Justice CASTILLE joins this dissenting opinion.

. See, e.g., 43 P.S. § 165-3 (addressing the "specifications for every contract” to which any "public body is a party”); 43 P.S. § 165-4 (describing the "duty of every public body which proposes the making of a contract for any project of public work”); 43 P.S. § 165-6 (granting “the public body awarding the contract” the right to inspect the records of contractors and subcontractors); 43 P.S. § 165-10(a), (b) (placing certain duties on public bodies and their officers with regard to requiring certifications of compliance with the Prevailing Wage Act); 43 P.S. § 165-11(a), (c) (referring to "any public body having public work performed” and imposing certain notification duties on the “fiscal or financial officer" of "any public body”); 43 P.S. § 165-12 (empowering the Secretary of Labor and Industry to direct the "public body” to *113terminate the contract of any person or firm found to have intentionally violated the Prevailing Wage Act).

. As framed by the Prevailing Wage Appeals Board:'

The TIF statute specifically states that taxing bodies are not entitled to funds collected under the TIF statute. Rather, the taxing bodies are entitled to receive the established base tax only for the period that the district is in existence. The TIF Act establishes that taxing authorities must pledge TIF funds to the payment of the project only or payment of the TIF bonds. The TIF funds paid by the property owner (PNRT)[, Pennsylvania National Realty Trust, the PNI subsidiary,] when taxes are paid by PNRT, are forwarded directly from .the taxing body to the TIF fund trustee....
... The taxing bodies never receive title to the TIF funds, only retaining the base tax amounts. Thus, the TIF funds used for financing the construction project never actually enter public coffers since the taxing authorities have pledged these funds elsewhere.

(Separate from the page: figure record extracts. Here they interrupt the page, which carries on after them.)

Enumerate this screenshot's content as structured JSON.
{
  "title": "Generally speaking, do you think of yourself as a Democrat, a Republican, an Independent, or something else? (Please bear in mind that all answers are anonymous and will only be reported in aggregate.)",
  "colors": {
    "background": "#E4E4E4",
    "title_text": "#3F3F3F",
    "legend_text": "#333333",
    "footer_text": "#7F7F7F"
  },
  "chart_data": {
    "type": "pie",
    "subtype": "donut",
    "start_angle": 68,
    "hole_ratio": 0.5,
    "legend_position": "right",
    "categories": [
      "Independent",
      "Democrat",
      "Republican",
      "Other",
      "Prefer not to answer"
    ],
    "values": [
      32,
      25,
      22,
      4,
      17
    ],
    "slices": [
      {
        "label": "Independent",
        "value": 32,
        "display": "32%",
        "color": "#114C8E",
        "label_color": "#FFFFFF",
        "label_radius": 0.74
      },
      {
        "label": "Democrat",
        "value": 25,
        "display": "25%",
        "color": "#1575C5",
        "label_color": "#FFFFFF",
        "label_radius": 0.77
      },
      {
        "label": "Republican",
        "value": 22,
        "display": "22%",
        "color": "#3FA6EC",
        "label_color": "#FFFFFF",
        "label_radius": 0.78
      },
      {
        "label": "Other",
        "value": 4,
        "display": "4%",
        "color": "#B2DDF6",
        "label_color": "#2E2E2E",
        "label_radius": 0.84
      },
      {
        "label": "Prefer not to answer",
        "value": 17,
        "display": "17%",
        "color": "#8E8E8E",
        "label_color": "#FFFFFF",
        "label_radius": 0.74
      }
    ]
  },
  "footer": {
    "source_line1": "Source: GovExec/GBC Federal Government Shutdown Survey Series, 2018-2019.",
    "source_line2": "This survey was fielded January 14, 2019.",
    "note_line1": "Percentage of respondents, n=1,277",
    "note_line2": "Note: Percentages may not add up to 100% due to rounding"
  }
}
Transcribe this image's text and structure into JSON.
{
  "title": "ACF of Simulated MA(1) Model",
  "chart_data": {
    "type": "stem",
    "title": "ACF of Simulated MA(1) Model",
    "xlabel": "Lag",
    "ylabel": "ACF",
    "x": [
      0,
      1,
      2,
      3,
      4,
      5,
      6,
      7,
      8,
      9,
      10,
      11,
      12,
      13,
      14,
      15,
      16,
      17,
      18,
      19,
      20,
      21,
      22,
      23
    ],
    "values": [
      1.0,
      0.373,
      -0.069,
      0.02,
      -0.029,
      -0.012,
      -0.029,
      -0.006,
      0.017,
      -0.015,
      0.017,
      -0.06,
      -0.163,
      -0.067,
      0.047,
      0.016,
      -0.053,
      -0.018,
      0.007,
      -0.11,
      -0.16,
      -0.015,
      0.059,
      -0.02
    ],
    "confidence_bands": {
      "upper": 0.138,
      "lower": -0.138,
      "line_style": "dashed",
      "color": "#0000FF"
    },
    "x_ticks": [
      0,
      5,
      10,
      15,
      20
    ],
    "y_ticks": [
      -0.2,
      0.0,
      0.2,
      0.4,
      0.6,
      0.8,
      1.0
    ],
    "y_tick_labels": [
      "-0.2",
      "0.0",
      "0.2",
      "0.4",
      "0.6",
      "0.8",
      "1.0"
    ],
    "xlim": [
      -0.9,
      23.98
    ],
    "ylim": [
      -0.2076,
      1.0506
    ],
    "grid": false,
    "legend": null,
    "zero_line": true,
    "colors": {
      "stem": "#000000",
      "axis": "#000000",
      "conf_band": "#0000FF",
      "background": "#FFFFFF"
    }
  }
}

Pennsylvania Nat’l Mut. Cas. Ins. Co. v. Pennsylvania State Bldg. and Constr. Trades Council, AFL-CIO, PWAB-1G-1998, at 24 (April 11, 2000) (citations omitted).

. It should be noted that taxing bodies do forego the opportunity for increased revenues in the event that the district were to be developed by others without the benefit of tax increment financing. The likelihood of such alternative development, however, is obviously part of the calculus which the taxing bodies must make in determining whether or not to cooperate in the affordance of the incentive. Moreover, this factor, in my view, is too speculative to serve as the basis for designating a project a public work.

. This also is reflected in the findings of the Prevailing Wage Appeals Board:

37. No public body guaranteed is otherwise at risk should a default on the bonds occur; the sole party at risk is PNI as holder of the bonds.
38. No public body or authority guaranteed the bonds. The TIF financing statute prevents [the local government authority] from pledging its own assets or otherwise guaranteeing such financing.
39. PNI bears the risk of taxes being lowered to the point that [its subsidiary’s] tax increment payments are insufficient to cover debt service on the bonds.

Pennsylvania Nat'l Mut. Cas. Ins., PWAB-1G-1998, FOF ¶¶ 37-39 (citations omitted).

. In this regard, in other instances in which the General Assembly has undertaken to enlarge prevailing wage coverage, it has done so by express language. See, e.g., 24 P.S. § 17-1715 A(10)(iii) (requiring the boards of trustees and contractors of charter schools to abide by the Prevailing Wage Act).

. The agencies’ positions are reflected in briefs filed in this Court and in the Commonwealth Court.